Quand une étudiante patriote affronte un salafiste en pleine défaillance des forces de l’ordre. Ou les enseignements du geste spontané de Khaoula Rachidi contre le salafiste ayant profané le drapeau national.
Par Abderrazak Lejri*
Khaoula Rachidi est une jeune fille de 25 ans issue d’une famille pratiquante et sans coloration politique, habitant mon quartier Al Assala-Doualy, à Gafsa (sud-ouest).
Cette étudiante à la faculté de la Manouba vient d’accomplir la veille de la Journée internationale de la femme (8 mars) un geste héroïque d’une grande portée symbolique contre le salafiste qui a commis le sacrilège de démâter le drapeau tunisien pour le remplacer par le drapeau noir de son mouvement fondamentaliste religieux sur le fronton de l’université, quand elle a pris l’initiative d’escalader un mur d’enceinte et d’affronter un gros bras, qui n’a pas hésité à la brutaliser, pour exiger le replacement du drapeau national.
La fille d’une région frondeuse
Mlle Khaoula, en toute humilité, a estimé avoir agi naturellement sans avoir fait référence à sa région réputée frondeuse où les citoyens ont toujours montré une combativité à toute épreuve et ont été à l’avant-garde de la lutte pour la libération nationale puis pour les droits et principes portés par des figures telles que Ahmed Tlili, Lazhar Cheraiti et de bien nombreux militants et syndicalistes.
Mlle Khaoula a même eu la mansuétude de parler avec courtoisie à l’auteur de ce geste sacrilège démentant par là-même la thèse chère au ministre de l’Intérieur Ali Larayedh d’un conflit politique instrumentalisé par la gauche.
Le premier responsable des forces de l’ordre ment effrontément en prétendant que la police n’est pas intervenue car le drapeau était à l’intérieur de l’enceinte et que le doyen Habib Kasdaghli (réputé point focal de la gauche) n’a pas réclamé d’intervention.
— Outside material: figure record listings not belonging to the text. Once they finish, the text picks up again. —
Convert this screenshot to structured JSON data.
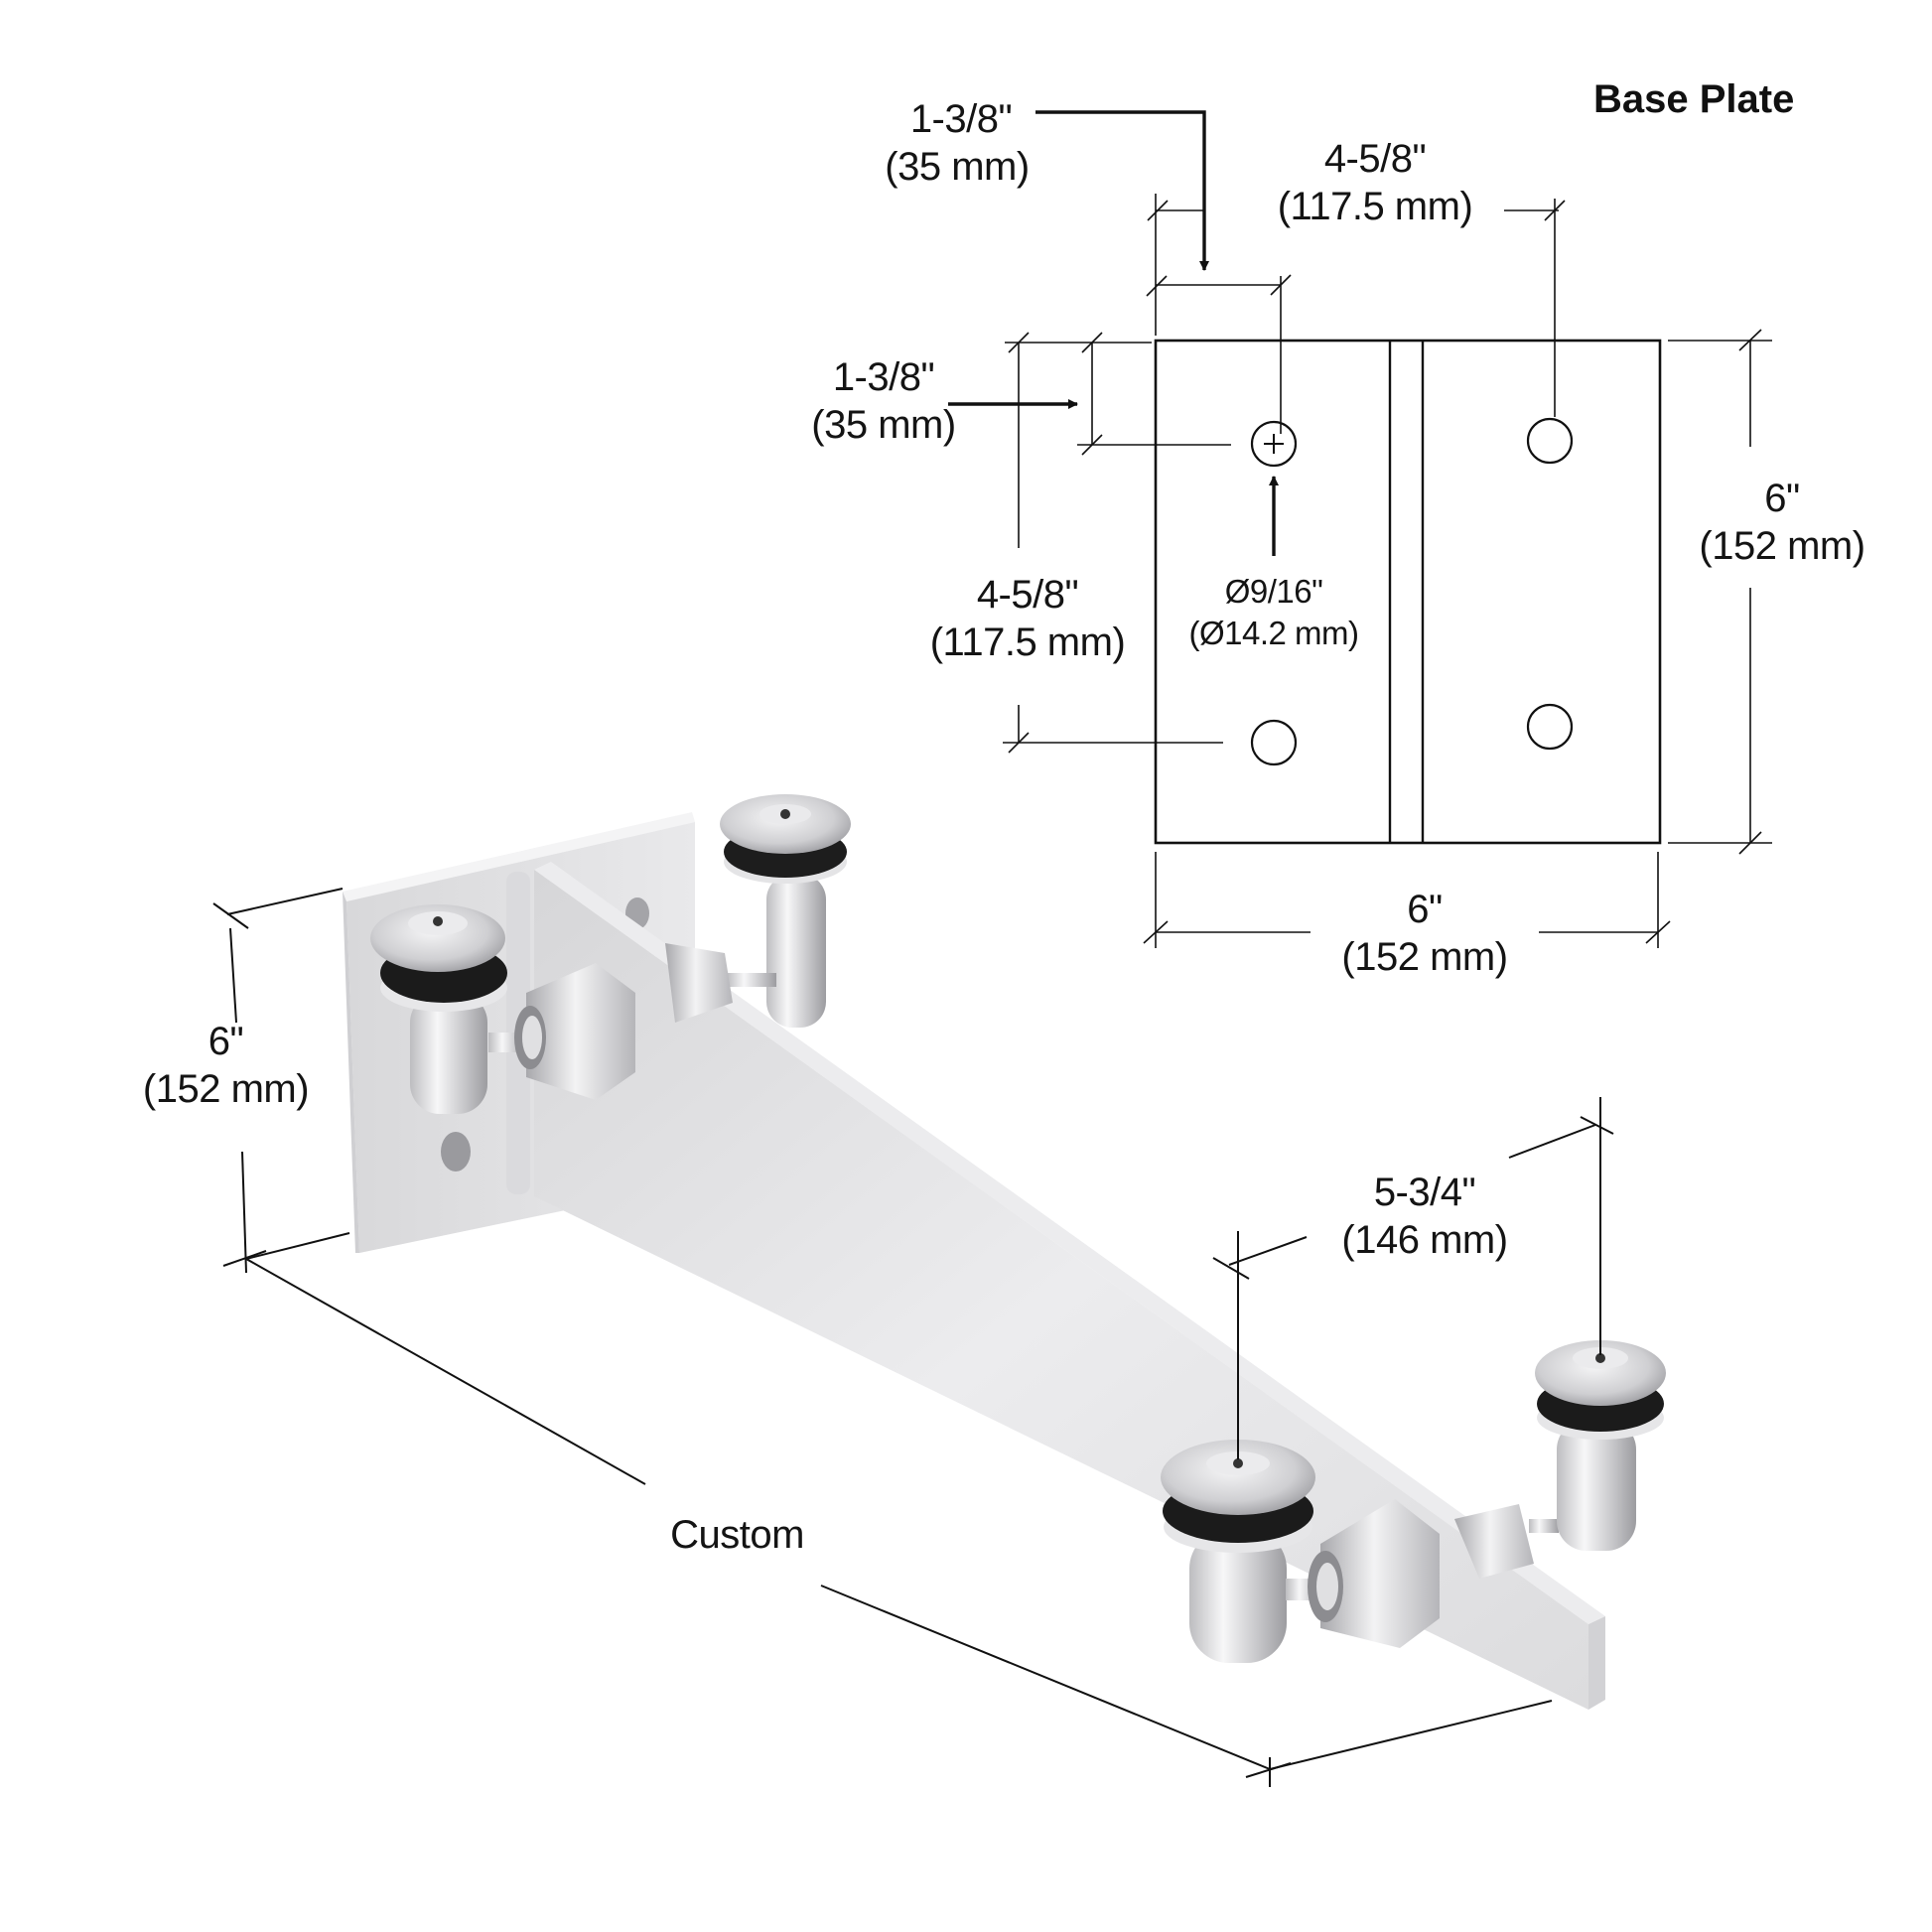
{
  "title": "Base Plate",
  "base_plate_drawing": {
    "top_offset": {
      "imperial": "1-3/8\"",
      "metric": "(35 mm)"
    },
    "hole_spacing_horizontal": {
      "imperial": "4-5/8\"",
      "metric": "(117.5 mm)"
    },
    "side_offset": {
      "imperial": "1-3/8\"",
      "metric": "(35 mm)"
    },
    "hole_spacing_vertical": {
      "imperial": "4-5/8\"",
      "metric": "(117.5 mm)"
    },
    "hole_diameter": {
      "imperial": "Ø9/16\"",
      "metric": "(Ø14.2 mm)"
    },
    "plate_height": {
      "imperial": "6\"",
      "metric": "(152 mm)"
    },
    "plate_width": {
      "imperial": "6\"",
      "metric": "(152 mm)"
    },
    "holes": 4
  },
  "bracket_view": {
    "plate_height": {
      "imperial": "6\"",
      "metric": "(152 mm)"
    },
    "pin_spacing": {
      "imperial": "5-3/4\"",
      "metric": "(146 mm)"
    },
    "arm_length": "Custom"
  },
  "colors": {
    "line": "#111111",
    "steel_light": "#f2f2f3",
    "steel_mid": "#d9d9db",
    "steel_dark": "#a9a9ad",
    "gasket": "#1a1a1a"
  }
}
Le ministre de l’Intérieur et son collègue Moncef Ben Salem, ministre de l’Enseignement supérieur, doivent arrêter de prendre les Tunisiens pour des idiots, car s’ils sont sincères, ils doivent commencer par traduire les policiers qui étaient en faction devant l’enceinte de l’université devant la cour militaire et cesser de mettre sur le même pied d’égalité les salafistes, qui ont été, devant témoins et depuis plus de trois mois, auteurs de violences au sein de la faculté et ailleurs, et la non collaboration du doyen et de l’Union générale des étudiants tunisiens (Uget) au prétexte qu’ils sont de gauche.
Pour la démission de Larayedh ou Marzouki
Si réellement la jeune Khaoula Rachidi veut rentrer dans l’Histoire en tant qu’héroïne, elle doit accompagner son noble geste par une posture conséquente en déclinant l’invitation du Président Marzouki à monter au palais de Carthage pour être honorée car elle va serrer la main qui a été tendue aux ennemis de la liberté que sont les salafistes, celle d’une personne qui se désavoue de jour en jour par sa collusion contre nature avec ces forces obscurantistes et rétrogrades en contrepartie de son maintien à un poste où il ne fait que gesticuler d’une façon pathétique sans réellement peser sur quoi que ce soit.
Khaoula Rachidi sauve l'honneur des Tunisiens sali par des éléments salafistes
Car ce président opportuniste veut instrumentaliser à son profit tout évènement ou fait, y compris celui engendré par sa mansuétude et sa complicité active avec ceux-là mêmes qui ont profané le drapeau national.
Ma recommandation à cette candide jeune fille est de répondre courtoisement par la négative à M. Marzouki en lui rédigeant une lettre dans laquelle elle l’appellerait à exiger au préalable du chef de gouvernement la démission de son ministre de l’Intérieur (qui aurait dû démissionner de son propre chef vu son échec dans le maintien de l’ordre) et, faute d’y parvenir, de présenter lui-même sa démission, car, en qualité de chef de l’armée, et compte tenu de la défaillance organisée et ciblée de la police, il est le garant de la protection du symbole de l’unité de la nation qu’est son drapeau.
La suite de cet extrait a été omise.